This Year Already One of Oklahoma’s Most Active for Wildfires

April 17, 2017

Oklahoma Forestry Services officials say 2017 is already among the most active years on record for wildfires.

The agency has responded to more than 800 wildfires so far that resulted in more than 450,000 acres of burnt woodlands and grasslands. That ranks in the top five wildfire seasons in Oklahoma, state forester George Geissler told The Oklahoman.

Geissler said the number could increase if the state sees “a bad summer season,” noting that it doesn’t take much for another 100,000 acres to burn, especially if the rain ends.
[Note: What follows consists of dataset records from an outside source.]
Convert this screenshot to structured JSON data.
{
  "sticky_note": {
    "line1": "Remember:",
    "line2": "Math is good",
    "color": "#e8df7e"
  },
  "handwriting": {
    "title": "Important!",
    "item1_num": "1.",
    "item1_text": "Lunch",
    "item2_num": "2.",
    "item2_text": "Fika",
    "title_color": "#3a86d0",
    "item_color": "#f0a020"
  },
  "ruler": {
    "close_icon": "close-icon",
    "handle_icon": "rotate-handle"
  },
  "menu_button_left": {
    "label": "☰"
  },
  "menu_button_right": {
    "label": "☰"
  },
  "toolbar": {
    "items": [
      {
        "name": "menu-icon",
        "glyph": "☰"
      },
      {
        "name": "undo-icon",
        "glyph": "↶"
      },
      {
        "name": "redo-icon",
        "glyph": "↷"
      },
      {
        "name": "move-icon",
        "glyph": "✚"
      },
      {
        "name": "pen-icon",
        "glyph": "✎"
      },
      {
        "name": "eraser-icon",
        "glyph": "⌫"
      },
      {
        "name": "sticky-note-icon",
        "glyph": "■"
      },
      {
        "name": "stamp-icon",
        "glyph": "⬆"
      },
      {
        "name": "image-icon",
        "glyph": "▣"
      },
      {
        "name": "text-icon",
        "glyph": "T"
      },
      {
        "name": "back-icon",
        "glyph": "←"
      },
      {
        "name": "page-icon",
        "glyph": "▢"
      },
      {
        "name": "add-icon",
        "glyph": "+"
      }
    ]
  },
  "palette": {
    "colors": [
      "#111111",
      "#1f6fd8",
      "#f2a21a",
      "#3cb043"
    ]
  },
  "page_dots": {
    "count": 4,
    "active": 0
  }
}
“It has been a very unusual year for us. This year we also had to bring in personnel from 34 different states, in different capacities, to address the fires,” Geissler said

The most common source of the wildfires has been human activity, including people welding or discarding cigarettes, or dragging chains along roads, Geissler said. A less common source has been high winds downing power lines, causing them to arc on dry vegetation.

Geissler noted that some of the fires were intentionally set.

“We know for a fact that someone was lighting fires in the eastern part of the state,” he said, adding that no arrests have been made in connection to those fires.

The wildfires have burned acres of wooded areas, land used to feed livestock and thousands of miles of fences.

Geissler said it’s difficult to determine what the damage costs are statewide because the fires have affected different terrain.

Rains in Oklahoma in late March and early April have helped to green up grasslands, which should reduce the chance and spread of fires, the Oklahoma Forestry Service said. However, plenty of dry grass and other heavy fuels remain available for combustion, the agency said.

The National Interagency Fire in Boise, Idaho, assigned a normal wildland fire potential rating for western Oklahoma for April. The eastern half of the state has been rated below normal for wildland fire potential.